La déperdition du sens et des causes

C'est l'histoire de Claude, CEO d'une start-up X et d'une réunion annuelle avec ses actionnaires. Claude, quadragénaire et ambitieux, redoute particulièrement ces rencontres car la pression qu'il y subit grandit à mesure que l'entreprise avance. Et il avait raison car cette dernière réunion n'aura malheureusement pas épargné la désertion capillaire naissante au sommet de son crane.

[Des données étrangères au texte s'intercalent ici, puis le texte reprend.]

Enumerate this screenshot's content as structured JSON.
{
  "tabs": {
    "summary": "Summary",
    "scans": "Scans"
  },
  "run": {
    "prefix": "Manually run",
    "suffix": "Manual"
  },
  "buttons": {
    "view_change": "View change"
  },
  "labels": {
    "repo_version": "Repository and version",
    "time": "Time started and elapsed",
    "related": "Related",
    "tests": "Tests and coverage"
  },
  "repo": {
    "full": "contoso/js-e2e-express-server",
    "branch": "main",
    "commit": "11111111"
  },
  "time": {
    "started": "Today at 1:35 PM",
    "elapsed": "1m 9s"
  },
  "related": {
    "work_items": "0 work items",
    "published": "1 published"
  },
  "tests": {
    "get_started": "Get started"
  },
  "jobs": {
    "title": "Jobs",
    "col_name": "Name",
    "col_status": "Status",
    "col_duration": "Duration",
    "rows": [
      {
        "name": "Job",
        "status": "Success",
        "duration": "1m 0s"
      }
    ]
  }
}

En effet, les actionnaires relèvent que le Business Plan initial prévoyait une croissance de 20% dès la deuxième année. Ils lui demandent alors comment son entreprise compte respecter ces prévisions, alors que les chiffres de la première année étaient déjà loin de ceux attendus.

Claude a donc 3 choix :

  1. Expliquer franchement et courageusement aux actionnaires qu'un Business Plan n'est qu'une projection à confronter au réel. Les chiffres qui y figurent constituent un modèle partant d'hypothèses, à ne surtout pas considérer comme vérité absolue. Il sait aussi qu'une telle témérité serait synonyme de petits fours confectionnés dans une salle de réunions en guise de son pot de départ. Le problème est qu'il n'avait manifestement pas prévu de fêter celui-ci dès le lendemain. Le contexte sanitaire l'aurait même contraint à fêter ce pot de départ tout seul chez lui, en télétravail.
  2. Savoir s'il existe un réel problème, le comprendre et tenter de le résoudre le cas échéant. Cela nécessiterait cependant qu'il descende dans les équipes pour se rendre compte par lui-même.
  3. Demander un rapport à son n-1.

A votre avis, quelle option va choisir Claude ?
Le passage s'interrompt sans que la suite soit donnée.